Institute for Science and Health Policy
David R. Challoner, M.D. Vice President and Chairman, Shands HealthCare Board of Directorss
The dramatic progress of science in the 20th Century has created mind-boggling opportunities for the 21st – provided we can, as a state and a nation, understand how best to nourish and capitalize on the enterprise.
For all of the extraordinary growth and success, this young Health Center and its parent University lack a premier pro am dedicated to understanding these issues-among them how to invest in the science enterprise in Florida to capture the biotechnology revolution.
I have contemplated this need in relation to my personal aspirations and professional timetable. Effective September 1, 1998, I will direct my energy toward the development of an Institute for Science and Health Policy at the University of Florida. The Institute will help Florida garner its fair share of the economic bonanza forecasted for the biomedical sciences and participate in the national and international science policy conversations.

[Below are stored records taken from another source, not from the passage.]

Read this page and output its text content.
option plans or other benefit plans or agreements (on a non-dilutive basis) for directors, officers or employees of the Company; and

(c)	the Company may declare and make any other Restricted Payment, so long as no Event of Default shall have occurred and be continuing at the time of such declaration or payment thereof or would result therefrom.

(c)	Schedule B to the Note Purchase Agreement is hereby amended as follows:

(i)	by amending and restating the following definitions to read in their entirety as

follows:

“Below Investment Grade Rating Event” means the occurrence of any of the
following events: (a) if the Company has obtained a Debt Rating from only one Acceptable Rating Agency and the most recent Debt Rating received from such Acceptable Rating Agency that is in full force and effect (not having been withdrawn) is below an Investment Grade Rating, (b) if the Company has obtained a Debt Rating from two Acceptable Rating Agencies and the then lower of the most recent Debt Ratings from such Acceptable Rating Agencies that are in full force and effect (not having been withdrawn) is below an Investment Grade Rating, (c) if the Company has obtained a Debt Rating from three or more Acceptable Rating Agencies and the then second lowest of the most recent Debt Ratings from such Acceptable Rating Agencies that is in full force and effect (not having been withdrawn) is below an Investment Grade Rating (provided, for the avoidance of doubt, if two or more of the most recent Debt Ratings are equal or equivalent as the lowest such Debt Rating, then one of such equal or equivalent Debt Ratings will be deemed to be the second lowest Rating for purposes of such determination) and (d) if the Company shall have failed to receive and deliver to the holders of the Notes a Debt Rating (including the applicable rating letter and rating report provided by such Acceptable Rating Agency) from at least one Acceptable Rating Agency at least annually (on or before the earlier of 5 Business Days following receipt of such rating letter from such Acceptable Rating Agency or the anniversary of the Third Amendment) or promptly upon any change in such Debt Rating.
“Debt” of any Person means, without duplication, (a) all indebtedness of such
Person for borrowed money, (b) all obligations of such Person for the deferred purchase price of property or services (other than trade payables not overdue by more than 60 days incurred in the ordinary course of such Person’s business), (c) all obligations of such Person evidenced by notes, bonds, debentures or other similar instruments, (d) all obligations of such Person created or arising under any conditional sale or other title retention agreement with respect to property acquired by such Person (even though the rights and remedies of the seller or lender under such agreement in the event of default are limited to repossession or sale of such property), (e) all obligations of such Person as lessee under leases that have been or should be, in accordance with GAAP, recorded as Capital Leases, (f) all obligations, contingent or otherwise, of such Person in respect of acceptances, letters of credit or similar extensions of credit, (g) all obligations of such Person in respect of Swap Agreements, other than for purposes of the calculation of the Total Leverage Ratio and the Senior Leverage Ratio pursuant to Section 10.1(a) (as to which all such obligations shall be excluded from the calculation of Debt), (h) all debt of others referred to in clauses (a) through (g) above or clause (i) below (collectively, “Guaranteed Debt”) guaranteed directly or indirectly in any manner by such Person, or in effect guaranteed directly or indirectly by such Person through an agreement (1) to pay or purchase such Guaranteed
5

During my 16 years as Vice President for Health Affairs, I have been privileged to lead the Southeast’s most comprehensive academic health sciences center. In that time, we have applied the collective energies and resources of the Health Science Center to elevate teaching, research, and patient care. The outcomes have be gratifying:
–sponsored research has soared to over $100 million;
–Shands has been transformed into an integrated health care delivery system with annual operations of $1 billion;
–the Brain Institute ranks among just one of the $375 million in new facilities built to support the University and the Health Science Center in the provision of service and scholarship for the citizens of Florida;
— a stellar team of academics and administrators has been assembled to lead our six colleges and Shands HealthCare into the new century.

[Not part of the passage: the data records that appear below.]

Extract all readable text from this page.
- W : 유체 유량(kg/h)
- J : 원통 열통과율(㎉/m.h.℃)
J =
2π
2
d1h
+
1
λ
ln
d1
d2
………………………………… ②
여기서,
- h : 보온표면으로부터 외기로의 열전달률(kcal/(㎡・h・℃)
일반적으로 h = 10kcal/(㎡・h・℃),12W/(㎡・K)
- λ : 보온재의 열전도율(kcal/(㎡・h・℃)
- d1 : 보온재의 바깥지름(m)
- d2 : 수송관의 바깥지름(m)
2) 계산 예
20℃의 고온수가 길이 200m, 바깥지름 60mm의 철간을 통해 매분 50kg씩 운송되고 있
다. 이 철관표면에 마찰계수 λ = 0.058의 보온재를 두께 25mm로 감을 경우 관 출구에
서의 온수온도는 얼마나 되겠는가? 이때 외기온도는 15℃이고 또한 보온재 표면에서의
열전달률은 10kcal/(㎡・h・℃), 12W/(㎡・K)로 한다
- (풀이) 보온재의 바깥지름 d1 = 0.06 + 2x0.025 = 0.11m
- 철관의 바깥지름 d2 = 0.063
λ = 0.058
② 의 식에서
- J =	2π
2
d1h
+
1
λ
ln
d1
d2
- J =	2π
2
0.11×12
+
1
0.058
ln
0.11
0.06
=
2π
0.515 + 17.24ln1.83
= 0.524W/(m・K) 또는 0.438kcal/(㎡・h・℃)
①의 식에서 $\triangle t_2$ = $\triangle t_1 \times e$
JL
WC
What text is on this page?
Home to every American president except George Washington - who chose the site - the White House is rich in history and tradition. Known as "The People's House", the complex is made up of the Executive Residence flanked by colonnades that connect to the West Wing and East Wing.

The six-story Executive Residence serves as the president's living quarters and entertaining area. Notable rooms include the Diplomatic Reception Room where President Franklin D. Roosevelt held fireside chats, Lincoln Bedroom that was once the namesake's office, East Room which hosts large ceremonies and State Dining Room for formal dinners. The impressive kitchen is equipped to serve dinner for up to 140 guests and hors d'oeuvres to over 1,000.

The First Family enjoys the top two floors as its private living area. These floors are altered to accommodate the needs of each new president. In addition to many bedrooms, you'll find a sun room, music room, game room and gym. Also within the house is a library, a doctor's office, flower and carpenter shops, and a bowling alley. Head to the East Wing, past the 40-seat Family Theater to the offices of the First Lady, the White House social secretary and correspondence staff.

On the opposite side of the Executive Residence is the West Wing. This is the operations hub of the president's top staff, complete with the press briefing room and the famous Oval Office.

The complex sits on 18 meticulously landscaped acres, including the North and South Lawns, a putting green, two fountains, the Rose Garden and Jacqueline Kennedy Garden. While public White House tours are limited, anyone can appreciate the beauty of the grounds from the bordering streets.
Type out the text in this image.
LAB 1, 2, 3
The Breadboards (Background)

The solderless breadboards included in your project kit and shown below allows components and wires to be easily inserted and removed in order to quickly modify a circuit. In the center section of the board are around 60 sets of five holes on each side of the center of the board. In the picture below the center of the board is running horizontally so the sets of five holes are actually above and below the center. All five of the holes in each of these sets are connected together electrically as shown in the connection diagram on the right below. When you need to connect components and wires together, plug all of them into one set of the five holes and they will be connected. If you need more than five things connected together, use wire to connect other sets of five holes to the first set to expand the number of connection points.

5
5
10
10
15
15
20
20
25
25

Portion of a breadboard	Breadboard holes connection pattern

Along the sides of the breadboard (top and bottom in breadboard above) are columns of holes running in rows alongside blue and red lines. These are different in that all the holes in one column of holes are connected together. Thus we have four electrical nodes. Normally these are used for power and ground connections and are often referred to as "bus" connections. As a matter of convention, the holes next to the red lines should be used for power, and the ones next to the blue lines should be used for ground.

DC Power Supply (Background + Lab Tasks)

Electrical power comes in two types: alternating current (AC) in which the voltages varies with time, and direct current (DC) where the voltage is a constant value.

The robust condition of the Health Science Center makes it possible for me to turn my attention to the pursuit of health policy as a vocation as opposed to an avocation sandwiched between responsibilities as chief executive officer of this $1.3 billion enterprise. The move capitalizes on knowledge and expertise cultivated through years of service on behalf of national policy groups such as the National Institutes of Health, the National Academies of Science, and the National Research Council.
Science is important to Florida’s economic growth and the Institute of Science and Health Policy will enhance our state’s ability to build its stature in both arenas. I am pleased to spearhead this initiative and further contribute to the University of Florida’s growing reputation as an academic powerhouse.